The furor and debate surrounding an advertisement for the WWF (the Wildlife Federation not the wrestling organization) produced by DDB Brazil is growing at an almost exponential rate. Amusingly enough, my introduction to this advertisement came via a particularly irate Keith Olberman this evening not Ad Age.

The debate:

DDB Brazil’s ad depicts lower Manhattan with more than 100 airplanes pointed at buildings, including the Twin Towers. The ad copy reads: ”The tsunami killed 100 times more people than 9/11. The planet is brutally powerful. Respect it. Preserve it.” Needless to say, the WWF rejected the ad but DDB Brazil forgot to remove their logo from their test prints. The ad has begun to spread around the Internet with enough speed that the WWF felt compelled to issue a statement against it. This is a hot mess, but fortunately (unfortunately?) DDB is no stranger to controversial advertisements.

Admittedly, I am drawn to work that’s provocative in nature, so the use of the 9/11 in this advertisement does not bother me. I do, however, believe in shock with substance and the ad copy for this ad clearly lacks it. DDB Brazil could have made a stronger argument against critiques of bad taste and judgment if they used stronger ad copy.
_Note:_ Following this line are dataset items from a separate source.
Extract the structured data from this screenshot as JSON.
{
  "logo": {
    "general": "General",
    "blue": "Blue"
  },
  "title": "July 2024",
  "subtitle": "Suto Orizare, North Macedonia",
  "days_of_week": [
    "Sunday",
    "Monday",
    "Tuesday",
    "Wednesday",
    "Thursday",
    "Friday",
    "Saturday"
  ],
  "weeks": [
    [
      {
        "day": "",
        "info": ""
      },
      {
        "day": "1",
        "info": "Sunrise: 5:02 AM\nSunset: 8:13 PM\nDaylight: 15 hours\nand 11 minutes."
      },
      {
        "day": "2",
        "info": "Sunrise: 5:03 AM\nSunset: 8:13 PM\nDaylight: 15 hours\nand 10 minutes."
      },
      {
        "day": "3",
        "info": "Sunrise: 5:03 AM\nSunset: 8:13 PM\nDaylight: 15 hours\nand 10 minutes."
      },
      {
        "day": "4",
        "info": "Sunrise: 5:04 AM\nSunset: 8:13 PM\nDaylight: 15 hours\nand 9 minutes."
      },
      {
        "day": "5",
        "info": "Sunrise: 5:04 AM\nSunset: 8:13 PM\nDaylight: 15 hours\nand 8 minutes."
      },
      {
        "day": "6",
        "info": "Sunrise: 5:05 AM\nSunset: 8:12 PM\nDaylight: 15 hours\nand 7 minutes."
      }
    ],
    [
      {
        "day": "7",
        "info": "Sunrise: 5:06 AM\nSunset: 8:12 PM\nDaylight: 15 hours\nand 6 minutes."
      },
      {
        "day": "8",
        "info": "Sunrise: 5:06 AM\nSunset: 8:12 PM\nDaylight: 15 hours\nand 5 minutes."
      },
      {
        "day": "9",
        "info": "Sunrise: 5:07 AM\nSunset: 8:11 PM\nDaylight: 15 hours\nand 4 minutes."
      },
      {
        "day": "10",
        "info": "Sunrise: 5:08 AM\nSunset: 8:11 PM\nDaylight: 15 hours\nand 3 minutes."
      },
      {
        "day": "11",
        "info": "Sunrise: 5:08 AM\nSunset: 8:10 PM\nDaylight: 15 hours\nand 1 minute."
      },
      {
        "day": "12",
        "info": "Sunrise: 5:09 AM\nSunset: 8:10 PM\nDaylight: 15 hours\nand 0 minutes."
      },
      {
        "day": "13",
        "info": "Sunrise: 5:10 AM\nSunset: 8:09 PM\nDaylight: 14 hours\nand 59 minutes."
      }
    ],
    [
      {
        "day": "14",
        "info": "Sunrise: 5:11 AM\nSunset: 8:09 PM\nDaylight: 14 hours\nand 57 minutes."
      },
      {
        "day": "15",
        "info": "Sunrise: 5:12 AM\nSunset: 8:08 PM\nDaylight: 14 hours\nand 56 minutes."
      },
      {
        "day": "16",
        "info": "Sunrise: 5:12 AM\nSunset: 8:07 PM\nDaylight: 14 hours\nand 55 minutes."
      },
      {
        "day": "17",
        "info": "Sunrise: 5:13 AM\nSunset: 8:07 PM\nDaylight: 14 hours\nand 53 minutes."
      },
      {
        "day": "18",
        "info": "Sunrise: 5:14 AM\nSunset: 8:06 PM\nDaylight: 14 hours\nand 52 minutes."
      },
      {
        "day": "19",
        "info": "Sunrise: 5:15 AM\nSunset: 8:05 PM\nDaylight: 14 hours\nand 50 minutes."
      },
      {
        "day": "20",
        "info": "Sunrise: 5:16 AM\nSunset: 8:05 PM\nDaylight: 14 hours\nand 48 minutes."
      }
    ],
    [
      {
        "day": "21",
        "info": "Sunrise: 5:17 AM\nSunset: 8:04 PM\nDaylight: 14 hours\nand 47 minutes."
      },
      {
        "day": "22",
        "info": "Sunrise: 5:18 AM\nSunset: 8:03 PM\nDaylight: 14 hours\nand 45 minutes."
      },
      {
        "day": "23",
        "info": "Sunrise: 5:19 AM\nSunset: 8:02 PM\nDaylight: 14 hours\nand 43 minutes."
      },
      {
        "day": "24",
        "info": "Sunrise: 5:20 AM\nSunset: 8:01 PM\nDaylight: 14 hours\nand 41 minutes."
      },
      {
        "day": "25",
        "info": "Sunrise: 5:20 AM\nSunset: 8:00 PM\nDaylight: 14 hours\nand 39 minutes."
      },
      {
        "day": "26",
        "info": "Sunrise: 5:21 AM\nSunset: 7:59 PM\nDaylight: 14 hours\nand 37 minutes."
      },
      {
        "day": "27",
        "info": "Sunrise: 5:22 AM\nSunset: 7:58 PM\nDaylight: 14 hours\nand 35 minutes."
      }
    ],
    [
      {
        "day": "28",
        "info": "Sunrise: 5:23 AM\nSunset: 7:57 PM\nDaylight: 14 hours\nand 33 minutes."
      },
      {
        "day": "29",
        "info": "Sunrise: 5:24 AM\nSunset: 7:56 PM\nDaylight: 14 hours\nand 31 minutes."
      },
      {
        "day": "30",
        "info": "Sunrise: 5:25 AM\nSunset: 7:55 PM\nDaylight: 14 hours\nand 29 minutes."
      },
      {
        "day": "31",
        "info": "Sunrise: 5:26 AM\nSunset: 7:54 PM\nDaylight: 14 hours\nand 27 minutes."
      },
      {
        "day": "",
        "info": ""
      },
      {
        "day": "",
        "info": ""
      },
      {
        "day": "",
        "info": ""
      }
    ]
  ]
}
Unfortunately, they didn’t and now right-wing pundits have license to call environmentalists anti-American and ignorant in matters of national security. Great.

There’s another line of reasoning in the “DDB Brazil’s ad is anti-American and stupid” argument that really grates on me: the argument against the use or invocation of 9/11 as a visual/cultural symbol in advertisements. There is something very troubling about this to me, something almost authoritarian in the desire to prevent the use of 9/11 as a cultural symbol. Let me be clear here, I am not suggesting that advertisers should have license to use 9/11 as a cultural reference point whenever it’s convenient the way some, cough, politicians do in their campaigns.

I am, however, saying that it is acceptable to use 9/11 as a visual reference point if it’s relevant to the product or brand and has the potential to communicate a truly powerful, important point. 9/11 was a historical tragedy but it is just that: a historical event that was the product of a numerable social and political factors and is no more or less impactful than other large scale historical tragedies. Treating 9/11 as more special than other historical tragedies diminishes their cultural and social impact. Historical tragedies are not to be used lightly, an obvious but apparently overlooked point.

Tragic events imbue themselves into collective national and international psyches and as such are already invoked by those who survive after them by virtue of their existence; historical tragedy is, as some critical theorists argue, part of a historical present moment. To invoke a tragedy via visual symbolism is not necessarily a crime or in poor taste. To do so without vision or substance is. It’s on this point that DDB Brazil’s campaign fails.